Re: New Flood Data

Jim Bell (JamesScottBell@compuserve.com)
Thu, 19 Feb 1998 01:19:46 -0500

Now I am utterly fascinated! I seem to have tapped an issue that has no pat
answers.

Glenn writes:

<<I would agree with you that if the Flood was miraculous, then
uniformitarianism, physical law, or congressional law is useless.>>

A tad overstated, of course. Physical laws are useful, as is current
geology. I agree with you about Congress, however.

But the point is not the norm (it never is when one discusses miraculous
events). So the fact remains that trying to impose a uniformitarian model
upon a past miracle is an exercise in futility.

<< Could God have done everything miraculously? Yes. Did He? I
think not because he would have to arrange things so exactingly that it
would have the appearance of a deception. >>

Here is where you lose me. Appearance of deception to WHOM? Only those who
have a preconceived standard about what they expect to find! But that is
not a valid premise, so the whole house of cards falls.
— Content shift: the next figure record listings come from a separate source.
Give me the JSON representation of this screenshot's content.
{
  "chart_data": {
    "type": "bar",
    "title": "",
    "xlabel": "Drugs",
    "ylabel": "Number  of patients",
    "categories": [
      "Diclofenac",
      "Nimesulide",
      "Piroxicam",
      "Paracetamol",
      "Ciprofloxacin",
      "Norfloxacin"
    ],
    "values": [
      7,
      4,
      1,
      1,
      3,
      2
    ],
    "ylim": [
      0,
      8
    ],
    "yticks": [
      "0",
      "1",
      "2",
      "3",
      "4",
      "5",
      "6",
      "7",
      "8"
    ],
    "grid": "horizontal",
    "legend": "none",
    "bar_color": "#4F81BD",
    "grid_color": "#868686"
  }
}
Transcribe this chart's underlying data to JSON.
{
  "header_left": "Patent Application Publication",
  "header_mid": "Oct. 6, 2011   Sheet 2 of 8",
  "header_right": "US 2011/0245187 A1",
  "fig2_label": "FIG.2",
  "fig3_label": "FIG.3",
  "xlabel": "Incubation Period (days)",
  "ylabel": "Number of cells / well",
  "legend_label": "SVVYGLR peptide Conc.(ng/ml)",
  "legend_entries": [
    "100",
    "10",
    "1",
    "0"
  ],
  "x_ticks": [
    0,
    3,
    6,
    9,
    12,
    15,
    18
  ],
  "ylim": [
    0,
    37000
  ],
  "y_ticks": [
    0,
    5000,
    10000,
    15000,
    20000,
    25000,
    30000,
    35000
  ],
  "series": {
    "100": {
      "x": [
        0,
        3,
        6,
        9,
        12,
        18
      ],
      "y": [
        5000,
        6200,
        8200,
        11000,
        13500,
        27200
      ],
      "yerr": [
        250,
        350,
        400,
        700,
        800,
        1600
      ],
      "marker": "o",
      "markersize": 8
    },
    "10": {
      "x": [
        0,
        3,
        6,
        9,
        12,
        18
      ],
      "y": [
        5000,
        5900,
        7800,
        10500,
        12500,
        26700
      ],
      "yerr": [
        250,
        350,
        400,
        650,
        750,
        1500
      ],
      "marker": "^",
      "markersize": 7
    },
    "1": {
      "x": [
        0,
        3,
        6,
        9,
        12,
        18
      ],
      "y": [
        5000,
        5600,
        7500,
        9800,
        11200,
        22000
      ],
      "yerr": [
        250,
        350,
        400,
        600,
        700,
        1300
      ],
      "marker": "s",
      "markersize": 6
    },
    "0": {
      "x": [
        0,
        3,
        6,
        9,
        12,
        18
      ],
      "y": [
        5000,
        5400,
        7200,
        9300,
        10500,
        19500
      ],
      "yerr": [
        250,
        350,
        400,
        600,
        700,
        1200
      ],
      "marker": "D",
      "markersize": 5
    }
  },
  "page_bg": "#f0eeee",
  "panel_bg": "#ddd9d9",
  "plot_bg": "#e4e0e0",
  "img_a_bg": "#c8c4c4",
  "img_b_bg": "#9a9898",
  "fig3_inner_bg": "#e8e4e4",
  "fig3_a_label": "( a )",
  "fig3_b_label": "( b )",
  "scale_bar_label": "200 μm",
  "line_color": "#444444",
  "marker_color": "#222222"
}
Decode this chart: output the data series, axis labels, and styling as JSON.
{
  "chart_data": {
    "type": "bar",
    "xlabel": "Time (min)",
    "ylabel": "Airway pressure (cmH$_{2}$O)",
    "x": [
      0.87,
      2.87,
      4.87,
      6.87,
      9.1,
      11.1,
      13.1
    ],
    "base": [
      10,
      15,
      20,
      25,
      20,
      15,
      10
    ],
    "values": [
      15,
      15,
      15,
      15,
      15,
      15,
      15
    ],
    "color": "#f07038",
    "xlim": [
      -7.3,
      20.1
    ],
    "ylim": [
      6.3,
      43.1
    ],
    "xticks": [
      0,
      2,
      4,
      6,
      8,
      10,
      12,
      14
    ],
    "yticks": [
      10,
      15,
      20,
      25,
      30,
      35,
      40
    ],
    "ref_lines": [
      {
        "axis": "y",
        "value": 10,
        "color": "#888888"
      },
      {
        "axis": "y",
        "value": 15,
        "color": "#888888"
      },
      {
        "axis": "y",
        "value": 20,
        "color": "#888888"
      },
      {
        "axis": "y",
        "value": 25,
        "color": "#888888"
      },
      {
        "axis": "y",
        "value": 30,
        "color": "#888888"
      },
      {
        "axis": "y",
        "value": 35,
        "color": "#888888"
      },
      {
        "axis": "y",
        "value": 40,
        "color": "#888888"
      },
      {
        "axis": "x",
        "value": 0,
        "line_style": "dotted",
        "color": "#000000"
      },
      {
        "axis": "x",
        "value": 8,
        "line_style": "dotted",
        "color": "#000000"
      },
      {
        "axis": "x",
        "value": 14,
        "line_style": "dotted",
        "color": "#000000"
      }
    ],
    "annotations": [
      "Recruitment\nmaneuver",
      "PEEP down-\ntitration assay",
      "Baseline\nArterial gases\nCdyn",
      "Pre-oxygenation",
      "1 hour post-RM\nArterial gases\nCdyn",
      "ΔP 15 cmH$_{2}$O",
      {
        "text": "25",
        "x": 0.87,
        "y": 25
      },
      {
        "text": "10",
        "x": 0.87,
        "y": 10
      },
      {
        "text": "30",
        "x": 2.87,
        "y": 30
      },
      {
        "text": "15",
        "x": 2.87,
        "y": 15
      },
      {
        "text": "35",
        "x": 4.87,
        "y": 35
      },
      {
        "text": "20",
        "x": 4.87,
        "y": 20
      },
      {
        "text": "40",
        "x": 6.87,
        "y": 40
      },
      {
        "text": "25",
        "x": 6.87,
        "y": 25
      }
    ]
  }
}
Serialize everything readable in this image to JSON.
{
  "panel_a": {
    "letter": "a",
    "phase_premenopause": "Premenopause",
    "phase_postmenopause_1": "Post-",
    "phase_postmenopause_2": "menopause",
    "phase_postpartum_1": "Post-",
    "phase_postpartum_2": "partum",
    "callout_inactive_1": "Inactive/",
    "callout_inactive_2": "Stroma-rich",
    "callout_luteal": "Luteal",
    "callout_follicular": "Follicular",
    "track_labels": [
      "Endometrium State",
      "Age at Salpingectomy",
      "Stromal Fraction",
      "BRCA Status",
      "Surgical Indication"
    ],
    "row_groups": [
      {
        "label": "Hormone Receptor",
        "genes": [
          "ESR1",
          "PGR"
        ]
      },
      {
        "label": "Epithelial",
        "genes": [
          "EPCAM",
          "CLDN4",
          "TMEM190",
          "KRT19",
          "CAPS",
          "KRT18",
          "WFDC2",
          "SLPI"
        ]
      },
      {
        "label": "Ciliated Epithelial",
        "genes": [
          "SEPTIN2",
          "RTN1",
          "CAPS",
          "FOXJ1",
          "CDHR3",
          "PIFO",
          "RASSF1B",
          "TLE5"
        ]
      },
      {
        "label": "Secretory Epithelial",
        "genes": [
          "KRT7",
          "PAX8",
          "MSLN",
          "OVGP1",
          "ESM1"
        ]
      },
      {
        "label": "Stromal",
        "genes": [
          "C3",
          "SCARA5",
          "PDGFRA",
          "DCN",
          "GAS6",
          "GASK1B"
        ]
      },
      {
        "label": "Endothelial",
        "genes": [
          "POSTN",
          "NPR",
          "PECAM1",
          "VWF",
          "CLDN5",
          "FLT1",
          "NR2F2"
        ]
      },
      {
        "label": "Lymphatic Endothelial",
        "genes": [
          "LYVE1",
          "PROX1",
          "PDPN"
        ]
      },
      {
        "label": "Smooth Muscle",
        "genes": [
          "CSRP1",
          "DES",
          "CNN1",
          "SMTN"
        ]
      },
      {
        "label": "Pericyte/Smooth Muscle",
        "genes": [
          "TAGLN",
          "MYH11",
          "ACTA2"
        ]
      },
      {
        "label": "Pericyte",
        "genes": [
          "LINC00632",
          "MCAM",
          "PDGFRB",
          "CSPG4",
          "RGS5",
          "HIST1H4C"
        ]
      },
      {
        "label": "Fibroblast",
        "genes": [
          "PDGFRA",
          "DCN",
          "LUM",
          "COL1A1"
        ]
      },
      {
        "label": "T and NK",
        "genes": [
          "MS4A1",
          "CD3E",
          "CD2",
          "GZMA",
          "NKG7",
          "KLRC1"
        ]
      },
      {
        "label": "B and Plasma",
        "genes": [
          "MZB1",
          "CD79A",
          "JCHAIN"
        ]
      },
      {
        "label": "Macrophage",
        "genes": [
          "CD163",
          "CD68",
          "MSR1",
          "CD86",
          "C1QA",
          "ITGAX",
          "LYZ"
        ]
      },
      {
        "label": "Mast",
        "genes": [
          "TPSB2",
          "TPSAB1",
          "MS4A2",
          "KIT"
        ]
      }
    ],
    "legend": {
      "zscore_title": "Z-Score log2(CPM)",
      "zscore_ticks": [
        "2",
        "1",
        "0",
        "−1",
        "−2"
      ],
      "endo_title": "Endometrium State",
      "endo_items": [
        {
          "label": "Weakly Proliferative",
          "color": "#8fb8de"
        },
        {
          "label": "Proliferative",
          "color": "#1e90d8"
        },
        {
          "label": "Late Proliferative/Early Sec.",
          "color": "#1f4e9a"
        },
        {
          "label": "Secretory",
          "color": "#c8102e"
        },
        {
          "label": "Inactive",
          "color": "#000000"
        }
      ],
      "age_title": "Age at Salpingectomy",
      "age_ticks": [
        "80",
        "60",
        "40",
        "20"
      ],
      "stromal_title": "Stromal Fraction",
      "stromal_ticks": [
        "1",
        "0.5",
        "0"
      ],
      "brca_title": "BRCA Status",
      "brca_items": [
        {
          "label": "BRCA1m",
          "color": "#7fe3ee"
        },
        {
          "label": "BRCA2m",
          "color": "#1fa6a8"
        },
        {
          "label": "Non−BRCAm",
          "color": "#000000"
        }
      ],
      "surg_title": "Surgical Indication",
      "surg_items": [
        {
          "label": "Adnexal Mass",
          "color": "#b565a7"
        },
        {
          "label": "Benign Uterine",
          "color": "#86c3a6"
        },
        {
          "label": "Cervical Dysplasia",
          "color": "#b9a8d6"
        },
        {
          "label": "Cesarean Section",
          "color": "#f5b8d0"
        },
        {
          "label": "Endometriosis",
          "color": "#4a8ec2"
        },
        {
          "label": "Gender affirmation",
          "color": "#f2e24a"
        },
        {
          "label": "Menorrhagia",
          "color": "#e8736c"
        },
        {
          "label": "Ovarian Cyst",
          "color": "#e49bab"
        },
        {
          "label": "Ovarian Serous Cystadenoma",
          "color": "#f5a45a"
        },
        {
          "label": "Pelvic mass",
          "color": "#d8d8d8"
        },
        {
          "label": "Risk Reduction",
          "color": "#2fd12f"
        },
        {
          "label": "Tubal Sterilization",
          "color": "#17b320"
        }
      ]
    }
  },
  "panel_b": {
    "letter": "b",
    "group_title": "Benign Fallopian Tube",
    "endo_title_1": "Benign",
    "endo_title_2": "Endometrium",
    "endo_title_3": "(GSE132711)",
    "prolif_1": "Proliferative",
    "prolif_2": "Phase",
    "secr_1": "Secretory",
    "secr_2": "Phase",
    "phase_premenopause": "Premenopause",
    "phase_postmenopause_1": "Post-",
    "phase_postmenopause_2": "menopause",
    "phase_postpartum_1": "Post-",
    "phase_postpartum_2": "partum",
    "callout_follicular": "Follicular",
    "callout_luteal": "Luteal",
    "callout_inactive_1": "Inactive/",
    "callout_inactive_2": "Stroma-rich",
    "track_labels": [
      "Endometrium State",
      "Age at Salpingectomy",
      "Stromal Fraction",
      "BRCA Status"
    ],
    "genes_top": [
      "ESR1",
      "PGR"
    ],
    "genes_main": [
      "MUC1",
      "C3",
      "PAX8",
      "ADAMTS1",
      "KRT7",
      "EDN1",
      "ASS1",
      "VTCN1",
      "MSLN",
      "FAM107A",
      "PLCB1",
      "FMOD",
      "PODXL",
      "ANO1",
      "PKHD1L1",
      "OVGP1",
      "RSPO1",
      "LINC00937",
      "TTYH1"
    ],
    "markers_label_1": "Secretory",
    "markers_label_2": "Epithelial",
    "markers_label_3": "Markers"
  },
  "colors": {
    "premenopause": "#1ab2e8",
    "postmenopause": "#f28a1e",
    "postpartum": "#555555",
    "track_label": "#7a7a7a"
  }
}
<<If you have a murder case and the
guilty party plants the gun in your house dribbles a bit of your blood at
the scene and uses a car with tires identical to yours, you would call that

a deception. This is the type of activity that God must have engaged in
to
make the geologic column look as it does.>>

But you are still deciding what the standard of deception is. If God
performs a miracle, which is by definition outside the natural, how is that
a deception? It only is if you demand that God make everything happen
according to a set standard. But where does it say God HAS to make his
miraculous events look like anything other than what they are? It seems you
are presuming, in a big way.

<<And if we can't
trust what he does in the natural world, then how can I trust Him when He
tells me to believe on His son and I will be saved?>>

The point is you MUST trust him, even when his answers are not what you
desire, expect or "demand." I find it fascinating that you call a work of
God deceptive simply because, at a point in history, it was not "natural."
Just what do you think a miracle is?

To put it bluntly, this standard can deny Christ rose from the dead
because, well, how can we believe something that does not follow the
natural?

<<I don't think that it says that the flood and drying were miraculous. >>

Then what does Gen. 8:1 mean when it says " God made a wind to pass over
the earth"? Was this a natural or supernatural event?